Das Problem wurde - so wirkt es - in der Vergangenheit jahrelang schlichtweg übersehen. Europa war mit sich selbst beschäftigt - will sagen, mit wirtschaftlicher Expansion oder einschlägiger Strategienschmiede. Damit hat es ordentlich zum Entstehen von Fluchtursachen beigetragen. Die Sache ist noch längst nicht ausgestanden, aber schon jetzt steht der ganze Kontinent vor einer Zerreißprobe, die extremistische Tendenzen befeuert. Die härtesten Konsequenzen dieser Projektion Europas allerdings haben diejenigen zu tragen, die außerhalb der Festung bleiben, mitsamt all ihres Leides und ihrer Verzweiflung.

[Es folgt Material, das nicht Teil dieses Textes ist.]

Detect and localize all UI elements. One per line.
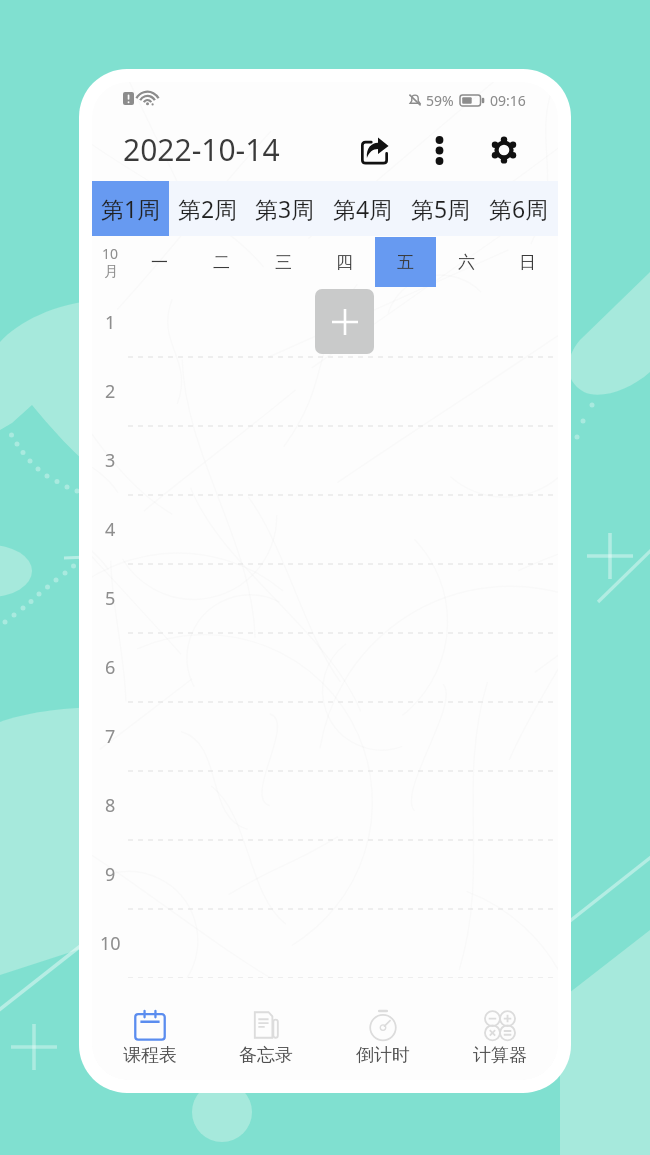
staticText: 一 (151, 252, 168, 273)
staticText: 4 (105, 517, 116, 542)
button[interactable]: More options (418, 129, 460, 171)
staticText: 三 (275, 252, 292, 273)
staticText: 六 (458, 252, 475, 273)
button[interactable]: 六 (436, 237, 497, 287)
staticText: 倒计时 (356, 1044, 410, 1067)
button[interactable]: 倒计时 (324, 978, 441, 1080)
staticText: 9 (105, 862, 116, 887)
staticText: 7 (105, 724, 116, 749)
staticText: 第4周 (333, 193, 393, 224)
staticText: 月 (104, 263, 118, 281)
staticText: 第3周 (255, 193, 315, 224)
staticText: 5 (105, 586, 116, 611)
staticText: 6 (105, 655, 116, 680)
button[interactable]: 第1周 (92, 181, 169, 236)
button[interactable]: 五 (375, 237, 436, 287)
staticText: 二 (213, 252, 230, 273)
staticText: 第2周 (178, 193, 238, 224)
staticText: 日 (519, 252, 536, 273)
button[interactable]: Settings (483, 129, 525, 171)
staticText: 四 (336, 252, 353, 273)
button[interactable]: 第5周 (402, 181, 480, 236)
button[interactable]: 三 (252, 237, 314, 287)
button[interactable]: 第3周 (246, 181, 324, 236)
staticText: 第1周 (101, 193, 161, 224)
staticText: 1 (105, 310, 116, 335)
button[interactable]: 课程表 (92, 978, 208, 1080)
button[interactable]: Add course (315, 289, 374, 354)
button[interactable]: 日 (497, 237, 558, 287)
button[interactable]: 第4周 (324, 181, 402, 236)
staticText: 课程表 (123, 1044, 177, 1067)
staticText: 备忘录 (239, 1044, 293, 1067)
button[interactable]: 第2周 (169, 181, 246, 236)
staticText: 2 (105, 379, 116, 404)
button[interactable]: 一 (128, 237, 190, 287)
staticText: 五 (397, 252, 414, 273)
staticText: 59% (426, 91, 454, 110)
staticText: 09:16 (490, 91, 526, 110)
staticText: 3 (105, 448, 116, 473)
staticText: 第5周 (411, 193, 471, 224)
staticText: 8 (105, 793, 116, 818)
button[interactable]: 第6周 (480, 181, 558, 236)
button[interactable]: Share (353, 129, 395, 171)
staticText: 10 (102, 244, 119, 263)
button[interactable]: 二 (190, 237, 252, 287)
button[interactable]: 四 (314, 237, 375, 287)
staticText: 10 (100, 931, 121, 956)
staticText: 第6周 (489, 193, 549, 224)
staticText: 计算器 (473, 1044, 527, 1067)
staticText: 2022-10-14 (123, 129, 280, 170)
button[interactable]: 计算器 (441, 978, 558, 1080)
button[interactable]: 备忘录 (208, 978, 324, 1080)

Eine Projektion beruht immer auf Verdrängung des eigenen Anteils an einer ungewünschten Situation. Wie die Trump-Wahl und die in den letzten Jahren erstarkten rechtspopulistischen Strömungen Europas zeigen, hat sie kollektive Wirksamkeit. Die Brisanz einer Projektion liegt darin, dass die verdrängten Inhalte unbewusst weiter wirken, und zwar unter Rückfall auf eine archaisch geprägte Stufe. Sie entziehen sich somit dem vom Bewusstsein erarbeiteten allgemeinen Wertekontext. Der neue amerikanische Präsident ist hierfür ein pathologisch "sehr schönes" Beispiel, und genau dieser Punkt macht seine Gefährlichkeit aus.